Millen was diagnosed with the rare disease amyloidosis in 2017. In Millen's case, the disease affected his heart, reducing it to operating at about 30 percent capacity. Millen was told he needed a heart transplant to continue living. As he waited for one, he began chemotherapy to rid himself of the amyloidosis. The transplant surgery was performed successfully at Beth Israel Medical Center in Newark, New Jersey on Christmas Eve 2018.

==Controversies==
On January 5, 1986, at Los Angeles Memorial Coliseum, after losing the AFC divisional playoff game to the New England Patriots, Millen intervened in an on-field dispute between Raiders player and teammate Howie Long and Patriots general manager, Patrick Sullivan, by punching Sullivan in the face. Sullivan said the punch made him "see stars" and that he required stitches. Millen later called the incident "a good hit."

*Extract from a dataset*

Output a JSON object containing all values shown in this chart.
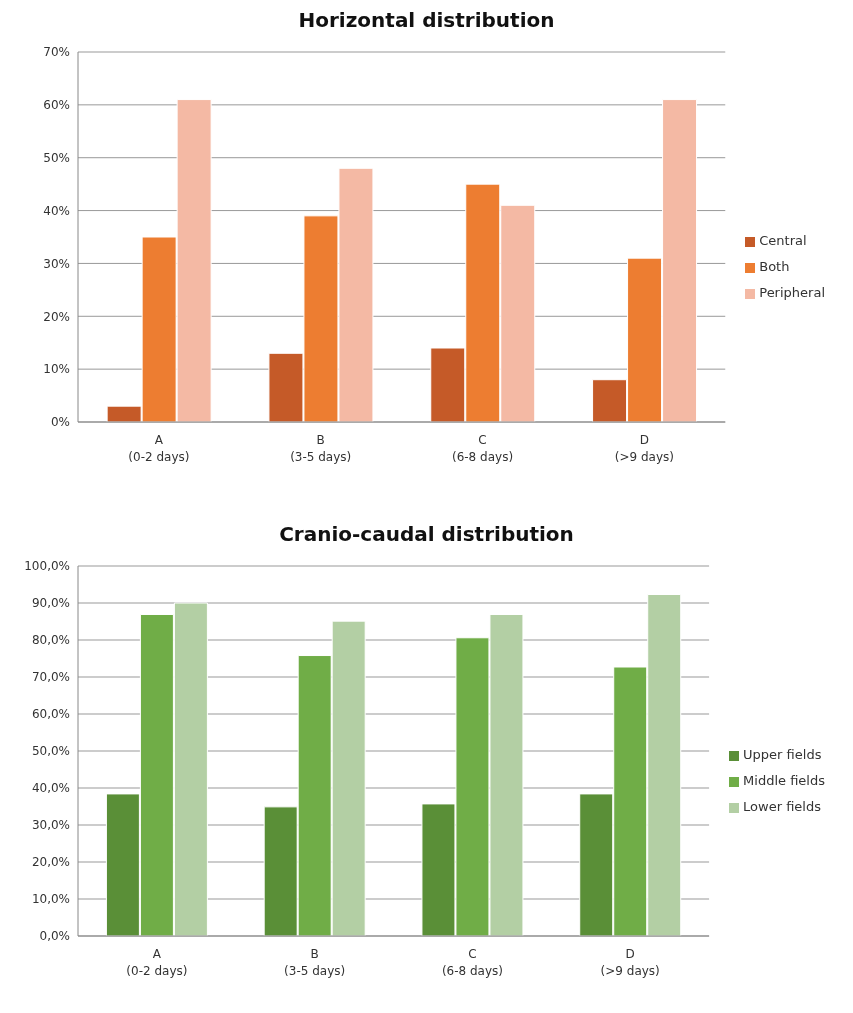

In December 2003, following a Detroit Lions 45–17 loss to the Kansas City Chiefs at Arrowhead Stadium, Millen came under fire after a postgame incident with former Lions and then-Chiefs wide receiver Johnnie Morton. Millen tried to congratulate some of the Chiefs players near the Chiefs' locker room, when he confronted Morton, who claimed that he wasn't going to say anything to Millen. When he walked by him, Millen said, "Hey Johnnie." Morton ignored him, and then Millen replied, "Nice talking to you," and Morton replied "Kiss my ass." That's when Millen shouted, "You little faggot! Yeah, you heard me. You faggot!" at Morton, which was heard by a member of the Chiefs public relations staff and a columnist for The Kansas City Star. After he was informed of Millen's remarks, Morton replied, "I apologize for what I said, but I never expected anything like that. What he said is demeaning and bigoted." Millen apologized for his remarks. There had been bad blood between the two since Morton was released by the Lions after the 2001 season, and Morton felt like Millen "tossed him aside."

On April 24, 2010, at the 2010 NFL draft in Manhattan, Millen referred to fellow ESPN commentator Ron Jaworski as a "Polack," after which he made an on-air apology, stating that he "didn't mean anything" by the remark.